Republic negotiated a deal with Coahoma County for garbage pickup this summer that also saw rates go up and the county move to pick up debris themselves in an effort to keep rates down.’
The county collects its “fees” through property taxes and property owners who rent houses collect that fee through rent. The county levies a five mill property tax for garbage collection and does not charge a fee to homes. That levy raises approximately $800,000.
The city bills garbage pickup through Clarksdale Public Utilities as part of their electric, water and sewer bill each month.
The new ordinance and fees will also require residents to place their garbage can “at ground levels and not more than five feet from the side of the street.”
But apparently not everyone in Clarksdale pays for garbage pickup.
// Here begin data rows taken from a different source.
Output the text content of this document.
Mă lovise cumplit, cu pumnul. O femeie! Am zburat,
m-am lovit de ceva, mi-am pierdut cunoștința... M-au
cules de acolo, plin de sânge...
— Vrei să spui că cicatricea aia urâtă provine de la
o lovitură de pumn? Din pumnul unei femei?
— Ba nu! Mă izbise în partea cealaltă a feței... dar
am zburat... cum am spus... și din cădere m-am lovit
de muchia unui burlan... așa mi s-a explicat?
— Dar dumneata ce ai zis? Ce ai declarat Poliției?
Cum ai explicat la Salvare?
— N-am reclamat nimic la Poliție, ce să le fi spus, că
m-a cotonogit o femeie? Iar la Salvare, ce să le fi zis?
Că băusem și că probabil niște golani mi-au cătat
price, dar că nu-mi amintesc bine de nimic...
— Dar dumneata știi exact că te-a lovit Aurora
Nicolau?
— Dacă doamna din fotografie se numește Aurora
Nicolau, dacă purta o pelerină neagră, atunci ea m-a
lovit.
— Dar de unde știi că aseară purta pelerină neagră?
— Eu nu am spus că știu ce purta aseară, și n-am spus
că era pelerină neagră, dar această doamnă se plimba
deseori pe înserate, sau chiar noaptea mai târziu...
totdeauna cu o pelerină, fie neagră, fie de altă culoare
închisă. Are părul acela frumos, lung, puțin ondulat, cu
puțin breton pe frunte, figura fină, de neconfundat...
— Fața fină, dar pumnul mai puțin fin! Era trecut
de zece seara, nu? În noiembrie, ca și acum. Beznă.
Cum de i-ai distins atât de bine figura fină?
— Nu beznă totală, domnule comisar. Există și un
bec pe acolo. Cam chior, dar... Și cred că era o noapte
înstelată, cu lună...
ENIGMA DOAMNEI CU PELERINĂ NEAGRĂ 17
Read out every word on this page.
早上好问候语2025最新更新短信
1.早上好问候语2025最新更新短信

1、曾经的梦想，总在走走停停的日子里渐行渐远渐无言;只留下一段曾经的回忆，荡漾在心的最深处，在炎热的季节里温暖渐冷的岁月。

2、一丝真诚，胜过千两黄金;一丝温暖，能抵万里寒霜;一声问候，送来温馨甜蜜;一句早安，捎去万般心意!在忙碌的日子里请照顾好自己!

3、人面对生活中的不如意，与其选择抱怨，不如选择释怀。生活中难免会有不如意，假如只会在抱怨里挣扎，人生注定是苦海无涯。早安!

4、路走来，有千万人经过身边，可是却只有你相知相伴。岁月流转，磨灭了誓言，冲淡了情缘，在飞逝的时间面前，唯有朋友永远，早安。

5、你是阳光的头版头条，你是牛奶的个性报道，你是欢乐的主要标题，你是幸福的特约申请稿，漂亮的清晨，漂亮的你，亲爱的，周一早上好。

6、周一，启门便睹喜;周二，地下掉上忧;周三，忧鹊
Some residents put their trash in black-garbage bags, put them on the curb with other debris and the city’s debris truck grabs those garbage bags with limbs and debris, drops it in their truck bed, and hauls it to the rubbish landfill. Placing household garbage in a rubbish landfill is a direct violation of MDEQ rules. The city has been cited repeatedly by MDEQ for violations at its rubbish landfill.
Two years ago the city determined there were more than 750 big blue plastic garbage cans around town that people were not paying for.
If a blue garbage can is in front of your house on garbage day Republic trucks simply dump it and dispose of the trash. Residents who had a garbage account were seeing their garbage cans stolen.
The new fees went into effect Aug. 1.
In other business
• The city voted to reword the way it will pay at-risk youth for two-weeks of summer employment with Public Works.
The job program was brought to the board by City Human Resource Director Tara Slack. Had the city hired these youth as regular employees, they would have had to take out taxes from their paycheck. As an independent contractors they will be paid a set amount for a job.
Espy said he was seeking to hire disadvantaged youth or youth who owed juvenile court fines earlier this summer for summer jobs picking up trash and mowing grass, but no one applied. With just under two weeks to go before school starts the city voted to hire 23 youth after counselors told their charges to take these jobs.
The city will pay these youth minimum wage and cut checks rather than make electronic deposits to banks as with regular employees.
• The city also offered employment to Timothy Cheeks and Jarvis Liner as laborers in the Public Works department.
• The city’s next regular meeting will be its noon vetting meeting set for Aug. 8, at City Hall. All city board meetings are open to the public and the people are urged to attend.